Wide-spread coverage of the murder made it difficult to find jury members, taking almost four months and the questioning of 1,500 potential jurors to complete the process. In advance of the trial about 20,000 protestors and 6,000 troops came to New Haven, creating a volatile situation. The assembly, which came to be known as the May Day protest, was peaceful, but did have an impact on how jury members viewed the Panthers.

She argued that there were several lessons to be gleaned from this historical moment.

“The first is about the power of the jury to stop politically-motivated prosecutions such as these. When so many state forces have conspired to fabricate evidence and engage in entrapment, the jury is the last mechanism to prevent the wrongful punishment of a defendant,” Chakravarti said.

The case also shows how highly publicized political trials are particularly challenging for jurors, she explained. “They can evoke an intensity that works against the power always held by the jury to find a defendant not guilty,” Chakravarti said. Another key point is about how the protracted jury selection in the case brought to the surface what it means to be an impartial juror in ways the court system has only recently begun to appreciate. “Building an understanding of racial dynamics into how it is understood to be objective,” Chakravarti said.
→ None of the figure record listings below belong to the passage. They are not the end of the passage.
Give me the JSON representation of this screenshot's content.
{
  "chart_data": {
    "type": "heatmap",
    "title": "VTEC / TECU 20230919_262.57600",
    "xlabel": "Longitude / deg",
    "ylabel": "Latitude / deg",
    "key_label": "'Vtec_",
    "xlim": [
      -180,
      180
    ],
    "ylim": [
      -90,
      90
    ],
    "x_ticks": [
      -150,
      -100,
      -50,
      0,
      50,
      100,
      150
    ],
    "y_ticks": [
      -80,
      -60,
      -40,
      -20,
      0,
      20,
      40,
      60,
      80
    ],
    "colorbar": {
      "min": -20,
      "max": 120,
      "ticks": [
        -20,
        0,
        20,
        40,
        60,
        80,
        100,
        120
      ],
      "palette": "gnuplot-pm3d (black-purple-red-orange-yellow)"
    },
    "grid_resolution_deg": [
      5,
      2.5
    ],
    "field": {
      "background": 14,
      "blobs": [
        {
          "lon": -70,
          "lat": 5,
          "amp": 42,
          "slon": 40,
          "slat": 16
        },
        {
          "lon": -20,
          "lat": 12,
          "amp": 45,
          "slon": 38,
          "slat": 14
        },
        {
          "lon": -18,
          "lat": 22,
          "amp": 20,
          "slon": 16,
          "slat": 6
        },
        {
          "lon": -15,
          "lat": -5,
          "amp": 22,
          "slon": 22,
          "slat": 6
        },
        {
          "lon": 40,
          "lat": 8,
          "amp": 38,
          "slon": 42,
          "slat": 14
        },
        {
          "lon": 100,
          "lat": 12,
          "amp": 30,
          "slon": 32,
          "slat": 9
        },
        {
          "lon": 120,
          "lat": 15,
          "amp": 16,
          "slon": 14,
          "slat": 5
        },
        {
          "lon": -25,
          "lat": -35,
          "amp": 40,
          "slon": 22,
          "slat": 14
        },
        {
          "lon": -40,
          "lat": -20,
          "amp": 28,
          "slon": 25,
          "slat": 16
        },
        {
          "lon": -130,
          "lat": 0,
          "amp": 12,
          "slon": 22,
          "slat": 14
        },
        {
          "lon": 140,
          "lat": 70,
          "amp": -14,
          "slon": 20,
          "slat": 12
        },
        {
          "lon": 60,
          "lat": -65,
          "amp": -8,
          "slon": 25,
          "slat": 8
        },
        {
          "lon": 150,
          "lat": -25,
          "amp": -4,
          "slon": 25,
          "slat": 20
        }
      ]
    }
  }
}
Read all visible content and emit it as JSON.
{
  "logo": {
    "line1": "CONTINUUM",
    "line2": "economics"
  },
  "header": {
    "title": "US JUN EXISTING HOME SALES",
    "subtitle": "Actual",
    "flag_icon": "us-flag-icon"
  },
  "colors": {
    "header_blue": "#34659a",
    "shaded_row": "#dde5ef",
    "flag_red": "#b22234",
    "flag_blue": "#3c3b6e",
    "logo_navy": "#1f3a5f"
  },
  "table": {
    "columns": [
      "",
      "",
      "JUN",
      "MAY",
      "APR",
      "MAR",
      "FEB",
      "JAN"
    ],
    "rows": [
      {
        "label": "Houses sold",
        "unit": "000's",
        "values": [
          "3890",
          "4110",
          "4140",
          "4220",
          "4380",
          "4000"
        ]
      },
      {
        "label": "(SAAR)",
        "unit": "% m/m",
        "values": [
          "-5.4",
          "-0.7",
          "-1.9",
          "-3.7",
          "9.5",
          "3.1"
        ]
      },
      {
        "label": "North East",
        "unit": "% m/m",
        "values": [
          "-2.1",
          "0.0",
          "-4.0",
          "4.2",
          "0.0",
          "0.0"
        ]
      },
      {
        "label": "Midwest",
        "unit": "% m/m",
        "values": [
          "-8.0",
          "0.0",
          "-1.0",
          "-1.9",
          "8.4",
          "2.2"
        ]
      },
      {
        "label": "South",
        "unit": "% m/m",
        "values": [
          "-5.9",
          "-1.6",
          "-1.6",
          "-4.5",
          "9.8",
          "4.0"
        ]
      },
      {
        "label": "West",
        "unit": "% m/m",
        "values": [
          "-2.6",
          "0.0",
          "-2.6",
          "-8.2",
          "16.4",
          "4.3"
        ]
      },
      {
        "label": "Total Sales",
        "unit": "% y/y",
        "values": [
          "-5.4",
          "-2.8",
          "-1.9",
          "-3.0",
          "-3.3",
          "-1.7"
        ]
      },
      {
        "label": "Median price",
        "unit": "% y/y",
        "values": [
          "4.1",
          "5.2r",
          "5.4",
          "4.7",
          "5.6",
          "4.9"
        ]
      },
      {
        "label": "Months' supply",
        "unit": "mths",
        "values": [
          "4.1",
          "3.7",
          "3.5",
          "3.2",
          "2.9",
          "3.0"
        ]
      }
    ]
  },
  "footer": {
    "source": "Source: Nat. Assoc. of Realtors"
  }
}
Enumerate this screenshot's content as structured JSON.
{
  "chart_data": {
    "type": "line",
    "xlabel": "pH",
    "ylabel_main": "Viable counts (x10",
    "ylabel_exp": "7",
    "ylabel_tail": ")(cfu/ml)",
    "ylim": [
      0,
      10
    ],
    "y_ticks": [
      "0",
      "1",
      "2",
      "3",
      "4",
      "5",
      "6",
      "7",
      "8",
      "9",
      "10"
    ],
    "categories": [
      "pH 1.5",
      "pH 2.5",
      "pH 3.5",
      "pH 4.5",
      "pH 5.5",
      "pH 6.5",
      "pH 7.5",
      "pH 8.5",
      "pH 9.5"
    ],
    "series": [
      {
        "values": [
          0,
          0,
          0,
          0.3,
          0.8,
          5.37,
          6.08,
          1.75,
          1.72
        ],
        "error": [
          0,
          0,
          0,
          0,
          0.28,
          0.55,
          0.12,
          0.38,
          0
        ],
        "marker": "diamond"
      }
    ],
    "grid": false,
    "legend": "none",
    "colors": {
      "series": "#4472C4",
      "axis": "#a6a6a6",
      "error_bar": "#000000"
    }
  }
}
While the Black Panthers embraced a socialist worldview for society, the group believed in the need for a strong—and fair—jury system.

“The Fourteenth Amendment of the U.S. Constitution gives a man a right to be tried by his peer group. A peer is a person from a similar economic, social, religious, geographical, environmental, historical, and racial background. To do this the court will be forced to select a jury from the Black community from which the Black defendant came. We have been, and we are being, tried by all-White juries that have no understanding of the ‘average reasoning man’ of the Black community,” according to the Black Panther party platform.

“The centrality of a fight for a fair jury, made up of Black people who were peers of Black defendants, held obvious strategic value given how much the Panthers were the target of law enforcement,” Chakravarti said.

Decades later, the state of Connecticut was still wrestling with problematic jury selection processes. The court system set up a task force to look at race-based discrimination in Connecticut juries. Jurors can no longer be dismissed for having prior contact with law enforcement or expressing distrust of police, living in a high crime neighborhood, receiving state benefits, not being a native speaker, or being the victim of a crime.

“Some of these are shocking as indications of the type of flimsy reasoning that had been used to dismiss Black jurors in the past. These changes feel past due,” Chakravarti said.

Chakravarti believes that the issues at the center of the trial— systemic discrimination against Black people and police violence—are still relevant. “There is another lesson worth taking from their legacy: the selection of community members for a jury is always a political process and it has direct consequences for those most vulnerable in a community. While the court system in the United States has often acted against the interests and liberties of those it is supposed to protect, the mechanism of the jury continues to be a space that is difficult for those in power to capture. We must work to get the juries we deserve,” she said.